29 septembre 2010

Ma mitrale a un an !


Le 29 septembre 2009, je quittai ma chambre du CHUM sur une civière et cheminai sous les ticticitics jusqu'au bloc opératoire. Le chirurgien cardiaque m'y attend. Il me glisse quelques mots de bienvenue; il sourit; il s'éloigne fermement; une infirmière s'approche, agrippe la civière, la pousse vers une porte que nous traversons. Je me retrouve dans la salle opératoire; une dame s'approche, me désinfecte l'avant-bras, me sourit brièvement, insère un régulateur, injecte un somnifère...

Plusieurs heures plus tard, des voix me réveillent. Autour de moi, des vitres, des appareils de toutes sortes. Je ne ressens rien.

Le 29 septembre 2009 n'a que quelques heures. Cette journée n'existe pas vraiment. Un homme m'a ouvert comme on ouvre un animal, un chien, un gibier. Il a scié le sternum à l'épée, en a maintenu les moitiés avec des forceps. Il a arrêté le coeur, a transféré la vie dans une pompe électrique pour quelques heures. Il a entaillé le muscle; couronné l'aorte; taillé la valve; cousut le ligament. Il a fermé le coeur. Il a réactivé le coeur. Il ferma la cage thoracique. Il m'a remis entre les mains des infirmières. J'étais mort; je suis revenu.

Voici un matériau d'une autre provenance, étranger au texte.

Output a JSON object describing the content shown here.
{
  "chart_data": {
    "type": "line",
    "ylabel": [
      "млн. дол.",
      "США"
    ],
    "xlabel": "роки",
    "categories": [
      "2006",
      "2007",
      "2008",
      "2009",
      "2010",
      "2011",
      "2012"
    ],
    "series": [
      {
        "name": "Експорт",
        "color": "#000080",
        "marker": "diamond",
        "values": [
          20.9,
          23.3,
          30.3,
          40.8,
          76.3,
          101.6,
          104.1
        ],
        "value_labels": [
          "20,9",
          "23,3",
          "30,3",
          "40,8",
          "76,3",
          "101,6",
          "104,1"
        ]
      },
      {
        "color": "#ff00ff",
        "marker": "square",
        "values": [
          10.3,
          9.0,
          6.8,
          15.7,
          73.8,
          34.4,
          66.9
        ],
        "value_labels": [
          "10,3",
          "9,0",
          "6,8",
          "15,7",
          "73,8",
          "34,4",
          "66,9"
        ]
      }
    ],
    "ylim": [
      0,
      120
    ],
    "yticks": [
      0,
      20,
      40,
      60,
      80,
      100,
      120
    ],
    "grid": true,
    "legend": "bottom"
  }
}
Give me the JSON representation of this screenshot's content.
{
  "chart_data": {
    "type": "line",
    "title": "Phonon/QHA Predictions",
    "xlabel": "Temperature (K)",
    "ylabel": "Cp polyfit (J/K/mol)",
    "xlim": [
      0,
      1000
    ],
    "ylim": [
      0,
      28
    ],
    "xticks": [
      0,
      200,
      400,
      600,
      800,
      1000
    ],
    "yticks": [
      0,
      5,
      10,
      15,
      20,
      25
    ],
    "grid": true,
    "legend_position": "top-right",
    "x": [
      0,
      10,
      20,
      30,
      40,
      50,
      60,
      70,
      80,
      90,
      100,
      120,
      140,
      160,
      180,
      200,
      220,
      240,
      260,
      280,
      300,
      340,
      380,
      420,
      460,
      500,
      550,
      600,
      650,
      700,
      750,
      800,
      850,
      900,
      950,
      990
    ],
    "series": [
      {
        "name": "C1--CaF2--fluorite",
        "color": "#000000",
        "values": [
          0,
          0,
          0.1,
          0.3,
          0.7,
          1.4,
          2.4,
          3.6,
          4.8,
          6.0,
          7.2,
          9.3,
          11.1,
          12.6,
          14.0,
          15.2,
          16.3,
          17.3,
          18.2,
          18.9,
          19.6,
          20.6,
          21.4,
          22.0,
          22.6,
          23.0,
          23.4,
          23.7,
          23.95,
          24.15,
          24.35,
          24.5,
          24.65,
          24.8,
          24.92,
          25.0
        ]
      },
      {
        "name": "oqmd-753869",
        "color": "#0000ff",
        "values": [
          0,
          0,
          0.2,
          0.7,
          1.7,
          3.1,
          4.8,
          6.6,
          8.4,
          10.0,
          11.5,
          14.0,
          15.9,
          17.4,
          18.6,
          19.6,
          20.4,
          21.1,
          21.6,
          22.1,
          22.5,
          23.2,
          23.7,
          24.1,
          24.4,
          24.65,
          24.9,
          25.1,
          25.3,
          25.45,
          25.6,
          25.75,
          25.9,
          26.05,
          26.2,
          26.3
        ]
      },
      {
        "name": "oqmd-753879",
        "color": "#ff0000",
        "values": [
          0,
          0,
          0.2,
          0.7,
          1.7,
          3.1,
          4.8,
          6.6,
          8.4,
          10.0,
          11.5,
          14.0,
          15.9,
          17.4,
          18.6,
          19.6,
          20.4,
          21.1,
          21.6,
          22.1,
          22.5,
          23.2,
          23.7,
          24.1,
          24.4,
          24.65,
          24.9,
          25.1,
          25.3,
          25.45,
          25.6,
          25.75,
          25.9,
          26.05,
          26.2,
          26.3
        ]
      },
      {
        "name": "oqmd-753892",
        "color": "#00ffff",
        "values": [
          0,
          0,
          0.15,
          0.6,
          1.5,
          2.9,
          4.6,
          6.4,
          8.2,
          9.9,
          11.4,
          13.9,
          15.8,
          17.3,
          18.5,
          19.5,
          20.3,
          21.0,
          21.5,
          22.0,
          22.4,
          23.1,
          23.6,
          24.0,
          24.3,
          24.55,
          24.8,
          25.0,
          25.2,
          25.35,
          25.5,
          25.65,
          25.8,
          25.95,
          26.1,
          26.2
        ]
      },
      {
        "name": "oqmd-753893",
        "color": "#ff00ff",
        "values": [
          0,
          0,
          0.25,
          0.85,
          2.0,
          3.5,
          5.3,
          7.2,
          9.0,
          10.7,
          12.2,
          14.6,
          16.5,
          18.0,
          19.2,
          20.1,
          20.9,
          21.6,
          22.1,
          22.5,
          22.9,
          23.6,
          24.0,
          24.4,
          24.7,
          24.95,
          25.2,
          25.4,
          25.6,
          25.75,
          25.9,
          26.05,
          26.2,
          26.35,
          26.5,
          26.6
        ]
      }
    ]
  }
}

Je n'ai rien vu, rien senti... un trou.

Dans l'attente immédiate de cette chirurgie, j'eus l'occasion d'écouter sur France Culture un enregistrement
d'Alexandre Bande, coïncidence intéressante, décrivant le destin des coeurs des rois sous la dynastie médiévale des Capétiens. Je vous invite à écouter cette conférence. À l'époque, je me souviens qu'elle m'avait touché de manière tout à fait particulière. Quand le coeur devient aussi concrètement un simple organe biologique à réparer, tout symbolisme qu'il puisse supporter prend dès lors une valeur bien particulière. Que les Capétiens fassent bouillir dans de grands bassins les corps des souverains décédés pour pouvoir les désosser et en retirer le coeur, et moi qui venait de me le faire couper puis recoudre, la pompe qui me battait dans la poitrine me pénétrait dans le cerveau par une porte étrange pour offrir un paysage transformé.

Quelques semaines avant l'intervention, j'avais déjà fait le rêve que le chirurgien enlevait son gant de latex et avait posé sa main nue sur mon coeur. Vision mythique de l'imposition de la main du dieu qui guérit j'imagine. Cette expérience m'amène à vivre dorénavant avec cet objet physique qui peut faire l'objet d'une réparation rendue presque banale par la chirurgie moderne, mais aussi avec le miracle d'un arrêt du coeur pour pénétrer inconsciemment à l'intérieur d'un univers creux où les esprits se disputent les légendes, là justement où nous pourrions retrouver ces Capétiens fascinés par le coeurs de leurs mort; Puis, finalement, un courant électrique pour relancer la machine.

N'aller surtout pas croire que je me prends pour Le monstre de Frankenstein, bien que j'avoue que la mort me fait encore moins peur qu'avant.